Abstract
In tobacco smokers and heavy drinkers, the manipulation of subjective craving influences the biased cognitive processing of substance-related cues. In the present study, we used a within-subjects design to examine the effects of a cannabis craving-induction procedure (imagery scripts and cannabis-related videos) on craving and cognitive biases for cannabis cues, in a sample of regular cannabis users (N = 33). Results indicated that the craving induction procedure produced the predicted increases in subjective craving (as assessed with the Marijuana Craving Questionnaire), although the effect size was small and effects were not maintained for the duration of the laboratory session. Although cognitive biases (attentional, approach, and perceived pleasantness) were observed for cannabis-related cues relative to control stimuli, these were not significantly influenced by the craving manipulation. Theoretical implications and methodological issues are discussed.
Acknowledgement
This research was funded by a research grant from the British Academy (reference LRG-37196), awarded to Matt Field, Karin Mogg and Brendan P. Bradley.
Notes
Notes
1. The MCQ and single-item ‘urge to smoke cannabis’ VAS yielded similar findings, and so for the sake of brevity, only findings from the MCQ are reported.

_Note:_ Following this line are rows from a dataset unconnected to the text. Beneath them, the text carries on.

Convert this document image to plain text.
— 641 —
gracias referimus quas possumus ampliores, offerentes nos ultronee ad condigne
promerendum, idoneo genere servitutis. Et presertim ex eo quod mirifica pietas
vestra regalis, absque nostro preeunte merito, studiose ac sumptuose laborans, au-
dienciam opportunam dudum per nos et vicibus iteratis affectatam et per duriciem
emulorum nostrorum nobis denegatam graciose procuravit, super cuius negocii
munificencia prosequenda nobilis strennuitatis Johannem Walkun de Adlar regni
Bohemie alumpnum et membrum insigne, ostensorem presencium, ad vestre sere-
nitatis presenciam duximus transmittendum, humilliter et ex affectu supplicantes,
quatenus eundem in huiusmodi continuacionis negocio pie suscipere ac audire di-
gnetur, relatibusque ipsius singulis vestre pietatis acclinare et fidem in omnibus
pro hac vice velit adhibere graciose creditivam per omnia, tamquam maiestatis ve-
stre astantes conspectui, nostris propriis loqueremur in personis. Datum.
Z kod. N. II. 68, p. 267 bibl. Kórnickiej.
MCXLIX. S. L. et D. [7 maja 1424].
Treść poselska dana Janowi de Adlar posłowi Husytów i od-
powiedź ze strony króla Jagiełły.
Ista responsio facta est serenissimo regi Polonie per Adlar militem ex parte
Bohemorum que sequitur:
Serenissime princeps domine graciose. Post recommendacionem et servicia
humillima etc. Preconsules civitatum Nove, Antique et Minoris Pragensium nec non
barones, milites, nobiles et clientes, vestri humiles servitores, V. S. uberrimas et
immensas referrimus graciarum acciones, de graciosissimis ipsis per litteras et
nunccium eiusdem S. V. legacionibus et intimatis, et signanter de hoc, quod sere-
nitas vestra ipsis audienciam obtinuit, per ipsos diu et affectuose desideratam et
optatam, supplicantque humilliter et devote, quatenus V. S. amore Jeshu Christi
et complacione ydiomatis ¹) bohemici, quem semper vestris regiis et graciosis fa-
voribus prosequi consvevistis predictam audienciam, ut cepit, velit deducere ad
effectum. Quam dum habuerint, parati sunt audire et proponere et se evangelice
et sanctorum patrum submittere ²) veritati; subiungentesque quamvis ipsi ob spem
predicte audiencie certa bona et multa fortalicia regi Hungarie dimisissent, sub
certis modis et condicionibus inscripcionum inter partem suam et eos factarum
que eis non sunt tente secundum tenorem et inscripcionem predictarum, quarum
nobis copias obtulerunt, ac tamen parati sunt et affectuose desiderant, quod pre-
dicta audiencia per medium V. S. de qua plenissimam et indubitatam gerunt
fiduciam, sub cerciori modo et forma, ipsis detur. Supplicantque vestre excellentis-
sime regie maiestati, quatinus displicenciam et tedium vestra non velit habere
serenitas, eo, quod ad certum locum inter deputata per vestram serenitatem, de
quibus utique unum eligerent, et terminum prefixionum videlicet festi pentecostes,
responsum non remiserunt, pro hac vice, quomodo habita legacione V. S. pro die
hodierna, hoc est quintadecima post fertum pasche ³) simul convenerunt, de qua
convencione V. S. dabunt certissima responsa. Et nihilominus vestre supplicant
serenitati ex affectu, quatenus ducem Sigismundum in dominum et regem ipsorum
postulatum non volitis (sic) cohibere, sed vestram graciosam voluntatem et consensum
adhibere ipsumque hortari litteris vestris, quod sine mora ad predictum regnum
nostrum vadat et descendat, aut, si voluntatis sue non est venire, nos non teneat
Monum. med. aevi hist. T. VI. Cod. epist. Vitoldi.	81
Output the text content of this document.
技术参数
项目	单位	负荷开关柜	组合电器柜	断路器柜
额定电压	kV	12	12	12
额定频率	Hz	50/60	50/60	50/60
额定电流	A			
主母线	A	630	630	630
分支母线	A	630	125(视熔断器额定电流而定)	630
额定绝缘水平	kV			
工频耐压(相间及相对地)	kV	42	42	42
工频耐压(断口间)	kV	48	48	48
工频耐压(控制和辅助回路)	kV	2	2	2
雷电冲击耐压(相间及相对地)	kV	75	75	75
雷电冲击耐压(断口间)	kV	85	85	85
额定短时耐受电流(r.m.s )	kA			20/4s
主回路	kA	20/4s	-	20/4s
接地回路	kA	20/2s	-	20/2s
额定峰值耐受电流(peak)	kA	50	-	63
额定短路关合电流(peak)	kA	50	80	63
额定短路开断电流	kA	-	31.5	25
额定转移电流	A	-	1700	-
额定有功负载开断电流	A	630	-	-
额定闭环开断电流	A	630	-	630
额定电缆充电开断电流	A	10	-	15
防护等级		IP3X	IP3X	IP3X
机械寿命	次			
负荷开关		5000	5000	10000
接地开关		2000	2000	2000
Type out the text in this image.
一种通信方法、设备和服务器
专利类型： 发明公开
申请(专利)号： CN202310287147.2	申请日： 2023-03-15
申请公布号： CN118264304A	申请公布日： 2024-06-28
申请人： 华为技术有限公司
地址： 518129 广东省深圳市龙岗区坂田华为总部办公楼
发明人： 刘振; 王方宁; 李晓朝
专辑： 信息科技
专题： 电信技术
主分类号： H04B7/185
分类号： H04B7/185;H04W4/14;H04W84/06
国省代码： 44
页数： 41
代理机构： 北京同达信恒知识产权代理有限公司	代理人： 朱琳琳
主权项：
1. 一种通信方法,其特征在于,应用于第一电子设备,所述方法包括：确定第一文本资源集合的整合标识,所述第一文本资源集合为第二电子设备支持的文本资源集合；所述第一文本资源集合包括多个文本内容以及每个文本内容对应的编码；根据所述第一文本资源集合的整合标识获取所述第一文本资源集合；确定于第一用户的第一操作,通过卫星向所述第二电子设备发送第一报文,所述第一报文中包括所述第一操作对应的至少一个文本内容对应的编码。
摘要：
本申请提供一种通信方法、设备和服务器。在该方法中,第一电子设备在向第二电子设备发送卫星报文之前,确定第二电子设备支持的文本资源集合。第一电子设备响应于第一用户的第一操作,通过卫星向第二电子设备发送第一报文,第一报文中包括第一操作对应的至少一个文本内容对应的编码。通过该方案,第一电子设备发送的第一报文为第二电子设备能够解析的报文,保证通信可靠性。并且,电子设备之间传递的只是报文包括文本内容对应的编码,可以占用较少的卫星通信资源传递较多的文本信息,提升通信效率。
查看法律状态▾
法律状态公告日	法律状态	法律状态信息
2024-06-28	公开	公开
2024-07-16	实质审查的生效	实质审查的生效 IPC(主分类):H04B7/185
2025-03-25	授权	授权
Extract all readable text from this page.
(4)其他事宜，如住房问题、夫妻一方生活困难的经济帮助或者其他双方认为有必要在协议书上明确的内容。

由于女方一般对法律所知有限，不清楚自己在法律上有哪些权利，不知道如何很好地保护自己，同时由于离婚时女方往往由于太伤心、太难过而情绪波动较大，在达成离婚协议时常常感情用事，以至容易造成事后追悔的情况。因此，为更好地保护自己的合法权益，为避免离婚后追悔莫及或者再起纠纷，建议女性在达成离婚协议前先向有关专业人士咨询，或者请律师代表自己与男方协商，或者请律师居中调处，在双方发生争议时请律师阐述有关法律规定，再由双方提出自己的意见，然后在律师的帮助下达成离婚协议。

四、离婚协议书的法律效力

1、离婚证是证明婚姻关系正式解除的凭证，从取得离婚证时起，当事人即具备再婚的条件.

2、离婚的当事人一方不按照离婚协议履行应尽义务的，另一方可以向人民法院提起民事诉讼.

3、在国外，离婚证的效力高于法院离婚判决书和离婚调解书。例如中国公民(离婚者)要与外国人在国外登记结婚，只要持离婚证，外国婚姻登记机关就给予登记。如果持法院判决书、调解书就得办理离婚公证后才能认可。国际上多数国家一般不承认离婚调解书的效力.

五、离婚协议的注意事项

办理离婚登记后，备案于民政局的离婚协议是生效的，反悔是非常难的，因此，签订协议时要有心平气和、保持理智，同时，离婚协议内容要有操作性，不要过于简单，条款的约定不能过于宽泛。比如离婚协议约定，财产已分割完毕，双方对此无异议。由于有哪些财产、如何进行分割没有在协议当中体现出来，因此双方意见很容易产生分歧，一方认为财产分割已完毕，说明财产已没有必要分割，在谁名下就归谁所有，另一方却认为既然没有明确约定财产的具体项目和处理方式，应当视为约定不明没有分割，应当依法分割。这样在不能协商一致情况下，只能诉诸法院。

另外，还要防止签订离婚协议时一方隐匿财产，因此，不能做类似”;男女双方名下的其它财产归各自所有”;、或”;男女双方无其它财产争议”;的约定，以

2. The diary was included in order to investigate a secondary aim of the present study, which was to explore the relationships between cognitive bias and prospective cannabis use (cf. Cox et al. Citation2007). However, we were unable to recruit enough participants to investigate this issue with sufficient statistical power, so the results are not presented here. We note here that there were no significant relationships between cognitive bias and prospective cannabis use, after prior cannabis use had been statistically controlled (all p's > 0.1).
3. We initially included session order (craving induction session first/neutral induction session first) as a further between-subjects factor in all analyses. However, this factor produced no significant interactions with session type, so it was dropped from the analyses reported here. We also included self-reported cannabis use ('joints’ smoked in the previous week, log transformed before analysis to reduce skewness) as a covariate in initial analyses, but this did not influence the primary findings, so it was not included as a covariate in the analyses reported here.